August 21, 2003 (Ira Pilgrim)

Individuality

If a man does not keep pace with his companions, perhaps it is because he hears a different drummer. Let him step to the music which he hears, however measured or far away.

Henry David Thoreau

Pick up any medical journal and there will be at least one article about a new drug and its effect on a group of people. I have never heard of a drug that had the same effect on all of the people tested. While the wonder drug aspirin will relieve minor pain, it will be more effective in some people than in others. It will cause stomach upset in some people and not in others. A rare few people are allergic to aspirin and can be killed by it.

The search for a drug or treatment where "one-size-fits-all" goes on. To date, none have been found that I know of because, with the exception of identical twins, no two people are alike. They don't look alike, nor do they react the same to most things.

I spent a good part of my life studying individuality in mice and people. They are related, because the principles that are discovered in one species can often be applied to other species.

The basis of biological individuality resides in the genes. The mapping of the human genome, that has been so heavily hyped in the media, is only a bare beginning.

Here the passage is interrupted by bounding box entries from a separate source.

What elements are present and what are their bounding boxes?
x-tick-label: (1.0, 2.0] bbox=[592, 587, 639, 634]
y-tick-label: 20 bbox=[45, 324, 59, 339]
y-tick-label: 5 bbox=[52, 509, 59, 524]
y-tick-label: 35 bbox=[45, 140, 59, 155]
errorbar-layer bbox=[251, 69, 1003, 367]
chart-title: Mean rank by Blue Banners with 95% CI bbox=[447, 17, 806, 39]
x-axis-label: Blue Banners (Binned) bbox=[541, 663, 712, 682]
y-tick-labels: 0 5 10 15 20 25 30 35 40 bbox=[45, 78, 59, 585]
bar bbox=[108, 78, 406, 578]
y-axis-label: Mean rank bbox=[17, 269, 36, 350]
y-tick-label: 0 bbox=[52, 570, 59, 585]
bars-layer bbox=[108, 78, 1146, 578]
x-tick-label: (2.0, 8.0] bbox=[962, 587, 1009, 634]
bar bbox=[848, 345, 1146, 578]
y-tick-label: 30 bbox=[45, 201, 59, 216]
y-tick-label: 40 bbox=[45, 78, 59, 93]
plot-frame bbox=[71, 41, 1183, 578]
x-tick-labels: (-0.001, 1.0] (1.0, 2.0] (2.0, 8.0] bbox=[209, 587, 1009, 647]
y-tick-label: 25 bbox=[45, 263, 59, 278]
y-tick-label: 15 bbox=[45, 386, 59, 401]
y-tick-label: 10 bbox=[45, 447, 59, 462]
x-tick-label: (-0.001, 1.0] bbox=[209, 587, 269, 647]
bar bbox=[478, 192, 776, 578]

What remains is the immense task of finding out what each gene does.

Much of medical treatment today is based on some non-existent average human being. When you read that a drug is effective against a disease in 50% of the people who take it, you are not told why. You are not told because nobody knows. While that 50% may be the best that can be done in most cases, it still means that if you give that drug to 100 people, it may not work on 50 of them. What a waste! Making matters worse, most drugs have some undesirable side effects that may be dangerous.

What is now being done in experimental medicine with people, used to be done on "white mice." A cage of white mice haven't much in common with each other except that they are all mice and they are all white. Over the past 70 years, strains of mice have been bred brother to sister, so that, within a strain, the animals are so much alike that you can exchange skin grafts between them, or even organs, and they will not be rejected. In other words, it is almost like having a cage of identical individuals. There are several strains of mice in which 100% of the females will get breast cancer, 100% will get leukemia, and so on. With these animals, it is possible to learn something about the interplay between heredity and environment. But mice are not people and, while the principles discovered in animals can be applied to people, you can't expect a person to react to something in the same way as a mouse does.

In all likelihood, the discoveries about the genes will first be tested on mice and other animals, and then, later, applied to people. When this is done, it will become obvious that every gene has many variants. We won't have to worry about those genetic variants that cause the early death of the egg, sperm or embryo any more than we have to worry about the child that is not conceived. There will, however, be lots and lots of genes left that will be of vital concern because they cause a good deal of human suffering.

But don't hold your breath, because understanding heredity will take a hellovalot of time.